Soon after Tom finished high school his girlfriend, Elka, became pregnant and he had to put his plans and dreams on hold when he married her. He was just nineteen years old. He soon discovered that she was a deeply troubled young woman who found it difficult to adjust to motherhood. The quality of her parenting was erratic, she left home on several occasions and Tom often feared for Curtis’s safety. When she left for the final time Curtis was five, his sister Erin was just three months old and Tom was thrust into single-parenthood. Essentially a decent, if rather taciturn man, he always strove to do the right thing – for his children, his employees and even for the animals he liked to hunt –all creatures deserved a “clean” kill and, if he just wounded them, he saw it as his duty to track them down and finish what he had started. From the glimpses we get of some very tender moments with his children, although he “wasn’t in the habit of holding his children”, it is clear that he isn’t an emotionless man. However, he is emotionally illiterate – “I’ve never been any good at giving people what they need” – and, for the most part, demonstrates his caring by fixing things; by looking for practical solutions to problems. He had made sacrifices to bring up his children but now, with Curtis having left home a few years earlier, and Erin soon to be going to university, he could now plan to fulfil his own dream of buying a plot of land in the forest he loved, building a cabin and living as he wanted to. However, when he is working deep in the forest, with his team of planters, the police come looking for Curtis and he swiftly recognises that parenthood has no cut-off point, that he needs to leave the forest, to track his son down before the police do, and to find a way to guide him through this crisis. He acknowledges to himself that he has so often failed his son, and that the last time he saw him he had failed to listen when Curtis tried to tell him about the accident; he must not fail him again.
I found this a powerful, sad and haunting story which, once I had started it, I had difficulty putting down – and then, as soon as I had finished it, I wanted to immediately read it again. As the story moved between past and present, I enjoyed the gradual exploration of the changing relationship between father and son, and the reasons behind the difficulties they had in communicating their needs and feelings. In childhood Curtis had always been more of a dreamer than his tomboyish sister. Both children had been taught, from an early age, how to handle a gun but whilst Erin enjoyed the hunting trips with their father and was a good shot, Curtis didn’t, and wasn’t; he felt that he was a disappointment to his father. Although Erin appeared to be on the periphery of the developing story, she came across as something of a lynchpin for both Tom and Curtis, and linked their stories. In fact, the
various women in the story – Erin, Tom’s mother (another lynchpin), his estranged mother in law, who still lives an alternative life-style on a small, remote island, Tom’s girlfriend, the woman he has an affair with in the forestry camp and even Curtis’s girlfriend – all appear, in different ways, to exert a powerful influence on the men in the story, and on its progress. I found all the characters credible and memorable, and found myself caring deeply about what happened to them – even when I felt frustrated with them!

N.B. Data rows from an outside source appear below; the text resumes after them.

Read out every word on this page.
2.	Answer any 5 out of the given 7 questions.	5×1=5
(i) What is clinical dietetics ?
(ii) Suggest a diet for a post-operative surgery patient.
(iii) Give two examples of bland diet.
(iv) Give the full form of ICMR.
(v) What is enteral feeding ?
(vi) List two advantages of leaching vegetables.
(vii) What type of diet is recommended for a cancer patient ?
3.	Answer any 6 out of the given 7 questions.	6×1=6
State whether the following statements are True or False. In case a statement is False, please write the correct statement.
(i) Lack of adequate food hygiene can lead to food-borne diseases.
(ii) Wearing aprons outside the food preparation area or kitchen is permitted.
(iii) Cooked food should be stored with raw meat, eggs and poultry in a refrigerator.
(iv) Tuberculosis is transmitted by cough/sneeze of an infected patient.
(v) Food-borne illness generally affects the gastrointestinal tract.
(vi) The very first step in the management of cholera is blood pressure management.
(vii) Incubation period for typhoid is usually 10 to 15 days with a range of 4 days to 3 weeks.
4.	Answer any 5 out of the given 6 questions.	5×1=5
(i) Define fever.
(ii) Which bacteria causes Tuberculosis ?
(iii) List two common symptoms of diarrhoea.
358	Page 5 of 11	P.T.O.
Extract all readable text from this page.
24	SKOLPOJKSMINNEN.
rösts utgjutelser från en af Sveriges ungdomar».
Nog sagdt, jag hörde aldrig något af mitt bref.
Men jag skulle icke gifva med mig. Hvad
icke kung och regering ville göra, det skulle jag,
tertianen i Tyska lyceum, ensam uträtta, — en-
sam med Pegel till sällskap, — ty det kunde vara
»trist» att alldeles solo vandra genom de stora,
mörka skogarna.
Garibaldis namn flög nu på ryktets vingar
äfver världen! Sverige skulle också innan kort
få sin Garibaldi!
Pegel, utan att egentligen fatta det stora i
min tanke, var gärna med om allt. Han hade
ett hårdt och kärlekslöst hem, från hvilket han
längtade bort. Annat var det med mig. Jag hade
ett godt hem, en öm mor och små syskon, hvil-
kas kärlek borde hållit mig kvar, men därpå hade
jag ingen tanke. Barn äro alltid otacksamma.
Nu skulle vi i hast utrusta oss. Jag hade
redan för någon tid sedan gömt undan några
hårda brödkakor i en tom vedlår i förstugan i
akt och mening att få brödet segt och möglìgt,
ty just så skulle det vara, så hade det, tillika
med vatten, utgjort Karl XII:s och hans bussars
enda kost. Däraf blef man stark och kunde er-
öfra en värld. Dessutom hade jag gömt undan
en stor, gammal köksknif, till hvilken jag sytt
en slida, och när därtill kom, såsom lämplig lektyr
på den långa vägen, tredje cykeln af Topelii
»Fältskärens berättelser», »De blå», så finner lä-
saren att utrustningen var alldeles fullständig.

Ideas surrounding personal freedom versus responsibility, negotiating the choices people are faced with throughout life, making sacrifices, fulfilling dreams, were all major, recurring themes throughout the unfolding narrative. I thought that the author captured the psychological dynamics of these struggles in a convincing way, and that she handled the ending of the story in a credible way. I really enjoyed her spare prose – at times lyrical, at other times sharp and edgy – and thought that it really conveyed a powerful sense of people in crisis as well as of time and place. Her descriptions of the forest, of the back-breaking work of re-afforestation, of the mountains and the island were so atmospheric that I could almost smell the earth, see the panoramic views, experience the mist descending – and feel the mosquitoes and black-fly bite!
This truly is a remarkable debut novel, reminiscent for me of Kent Haruf’s Plainsong, and Marilynne Robinson’s Gilead, and I hope it won’t be too long before we are treated to another one from this talented author.